I was reading a book on discrete mathematics by k. Rosen. One place in this book i found that

" When a quantifier is used on the variable x, we say that this occurrence of the variable is bound. An occurrence of a variable that is not bound by a quantifier or set equal to a particular value is said to be free"

Again another place it was said that

"The part of a logical expression to which a quantifier is applied is called the scope of this quantifier. Consequently, a variable is free if it is outside the scope of all quantifiers in the formula that specifies this variable."

It seems contradictory to me. Can you clearly explain what is free and bound variable in a quantified statemen. Also tell me what will be the free and bound variables of the statement $$\exists x~(x + y = 1)$$ and explain me with the proper definition of free and bound variable.
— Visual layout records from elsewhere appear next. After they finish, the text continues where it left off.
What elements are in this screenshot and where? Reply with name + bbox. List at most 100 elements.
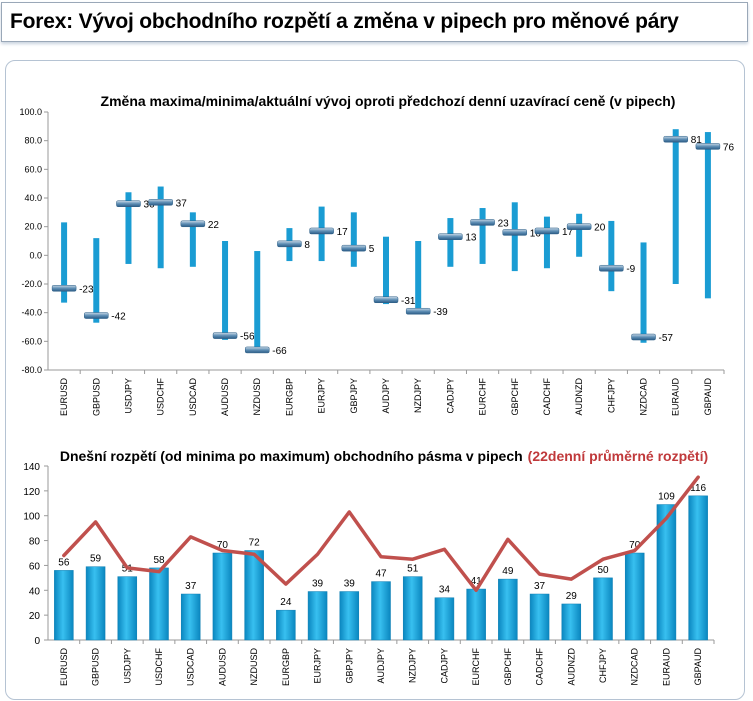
chart1-category-label: EURAUD <box>671 378 681 417</box>
chart1-data-label: -56 <box>240 332 255 343</box>
chart2-category-label: NZDCAD <box>630 648 640 686</box>
chart2-category-label: GBPCHF <box>503 648 513 686</box>
chart2-bar <box>402 576 423 641</box>
page-title: Forex: Vývoj obchodního rozpětí a změna … <box>10 10 679 33</box>
chart2-data-label: 109 <box>658 492 675 503</box>
chart1-current-marker <box>502 229 528 236</box>
chart1-category-label: GBPUSD <box>91 378 101 417</box>
chart2-y-tick-label: 80 <box>29 537 41 548</box>
chart1-category-label: GBPCHF <box>510 378 520 416</box>
chart1-current-marker <box>341 244 367 252</box>
chart1-y-tick-label: 40.0 <box>24 193 42 203</box>
chart1-current-marker <box>695 143 721 150</box>
chart1-current-marker <box>405 307 431 315</box>
chart1-category-label: AUDJPY <box>381 378 391 414</box>
chart1-category-label: EURGBP <box>284 378 294 416</box>
chart1-range-bar <box>672 129 679 284</box>
chart2-bar <box>561 603 582 641</box>
chart2-category-label: USDCAD <box>186 648 196 687</box>
chart1-data-label: -9 <box>626 264 635 275</box>
chart1-current-marker <box>277 240 302 248</box>
chart2-category-label: EURUSD <box>59 648 69 687</box>
chart2-y-tick-label: 120 <box>23 487 40 498</box>
chart1-category-label: CHFJPY <box>606 378 616 413</box>
chart2-title-main: Dnešní rozpětí (od minima po maximum) ob… <box>60 448 523 464</box>
chart1-data-label: 17 <box>337 227 349 238</box>
chart2-category-label: EURAUD <box>661 648 671 687</box>
chart1-data-label: 81 <box>691 135 703 146</box>
chart2-data-label: 29 <box>566 591 578 602</box>
chart1-y-tick-label: 60.0 <box>24 164 42 174</box>
chart2-data-label: 70 <box>629 540 641 551</box>
chart1-current-marker <box>51 285 77 292</box>
chart1-y-tick-label: 0.0 <box>29 250 42 260</box>
chart2-bar <box>54 570 74 641</box>
chart1-y-tick-label: -80.0 <box>21 365 42 375</box>
chart2-y-tick-label: 20 <box>29 611 41 622</box>
chart1-data-label: -42 <box>111 312 126 323</box>
chart1-current-marker <box>212 332 238 339</box>
chart2-data-label: 56 <box>58 557 70 568</box>
chart1-range-bar <box>543 216 550 269</box>
chart2-data-label: 49 <box>502 566 514 577</box>
chart2-data-label: 34 <box>439 585 451 596</box>
chart1-current-marker <box>631 333 656 341</box>
chart2-bar <box>276 609 296 641</box>
chart2-y-tick-label: 0 <box>34 636 40 647</box>
chart1-category-label: CADCHF <box>542 377 552 415</box>
chart2-bar <box>498 578 518 641</box>
chart2-data-label: 24 <box>280 597 292 608</box>
chart1-range-bar <box>93 238 100 323</box>
chart2-data-label: 39 <box>312 579 324 590</box>
chart2-data-label: 70 <box>217 540 229 551</box>
chart1-data-label: 5 <box>369 244 375 255</box>
chart2-bar <box>529 593 550 641</box>
chart2-category-label: CADJPY <box>439 648 449 684</box>
chart1-category-label: NZDCAD <box>639 378 649 416</box>
chart1-data-label: -23 <box>79 284 94 295</box>
chart2-bar <box>593 577 613 641</box>
chart2-category-label: CADCHF <box>535 647 545 685</box>
chart1-range-bar <box>576 213 583 257</box>
chart1-current-marker <box>599 264 624 272</box>
chart2-data-label: 37 <box>185 581 197 592</box>
chart1-range-bar <box>189 212 196 267</box>
chart1-range-bar <box>511 202 518 272</box>
chart1-current-marker <box>116 200 141 207</box>
chart2-bar <box>339 591 360 641</box>
chart1-range-bar <box>640 242 647 343</box>
chart1-category-label: USDCHF <box>156 377 166 415</box>
chart1-current-marker <box>180 220 206 228</box>
chart2-data-label: 72 <box>249 538 261 549</box>
chart1-y-tick-label: -60.0 <box>21 336 42 346</box>
chart2-category-label: CHFJPY <box>598 648 608 683</box>
chart1-range-bar <box>254 251 261 353</box>
header-bar: Forex: Vývoj obchodního rozpětí a změna … <box>1 2 748 42</box>
chart1-current-marker <box>534 227 560 235</box>
chart2-bar <box>371 581 391 641</box>
chart1-y-tick-label: -40.0 <box>21 308 42 318</box>
chart1-current-marker <box>470 219 495 226</box>
chart1-category-label: EURCHF <box>478 377 488 415</box>
chart2-data-label: 50 <box>597 565 609 576</box>
chart2-category-label: USDJPY <box>122 648 132 684</box>
chart2-category-label: GBPAUD <box>693 648 703 686</box>
chart1-data-label: 23 <box>498 218 510 229</box>
chart2-category-label: AUDJPY <box>376 648 386 684</box>
chart2-category-label: GBPUSD <box>91 648 101 687</box>
chart1-category-label: NZDUSD <box>252 378 262 416</box>
chart2-title-suffix: (22denní průměrné rozpětí) <box>528 448 708 464</box>
chart1-range-bar <box>383 236 389 305</box>
chart2-data-label: 59 <box>90 554 102 565</box>
chart1-data-label: -39 <box>433 307 448 318</box>
chart1-category-label: GBPJPY <box>349 378 359 414</box>
chart2-category-label: EURGBP <box>281 648 291 686</box>
chart1-current-marker <box>663 135 688 143</box>
chart1-range-bar <box>61 222 68 303</box>
chart2-y-tick-label: 100 <box>23 512 40 523</box>
chart1-current-marker <box>438 233 463 240</box>
chart1-range-bar <box>222 241 229 340</box>
chart1-range-bar <box>479 208 486 264</box>
chart2-bar <box>624 552 645 641</box>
• x is bound because it is within the scope of 3x. y is free because it is not in the scope of any quantifier. – William Elliot Oct 24 at 4:43
• Is y outside the scope of the quantifiers. – play store Oct 24 at 4:49
• The only quantifier is the 3 (which you are using for existential quantifier) and only vars in its scope are x,y. Only x is bound since that's the var immediately after the "3". – coffeemath Oct 24 at 4:58

In the statement $$Q(x)\wedge \forall x~P(x)$$, the term $$x$$ occurs free within the statement, even though it also occurs bound to a quantifier.

" When a quantifier is used on the variable x, we say that this occurrence of the variable is bound. An occurrence of a variable that is not bound by a quantifier or set equal to a particular value is said to be free"

The second occurrence of the term $$x$$ is bound by use of the universal quantifier. However the first occurrence of the term is not bound by this quantifier, and so it occurs free.

"The part of a logical expression to which a quantifier is applied is called the scope of this quantifier. Consequently, a variable is free if it is outside the scope of all quantifiers in the formula that specifies this variable."

The scope of the universal quantifier in the statement contains exactly the predicate $$P(x)$$. Hence $$x$$ is free in this statement as it does occur outside this scope; that is within the predicate $$Q(x)$$.

Also tell me what will be the free and bound variables of the statement $$\exists x~(x + y = 1)$$ and explain me with the proper definition of free and bound variable.
All occurrences of the terms are within the scope of the existential quantifier, however, it does not bind $$y$$, it only binds $$x$$.
So, because $$x$$ is bound by the existential quantifier and all occurrences of this term do occur within the scope of this quantification; therefore $$x$$ does not occur free within the statement.
However, $$y$$ is not bound by any quantifier, so the occurrence of $$y$$ is outside the scope of all quantifiers which bind $$y$$; therefore $$y$$ occurs free within the statement.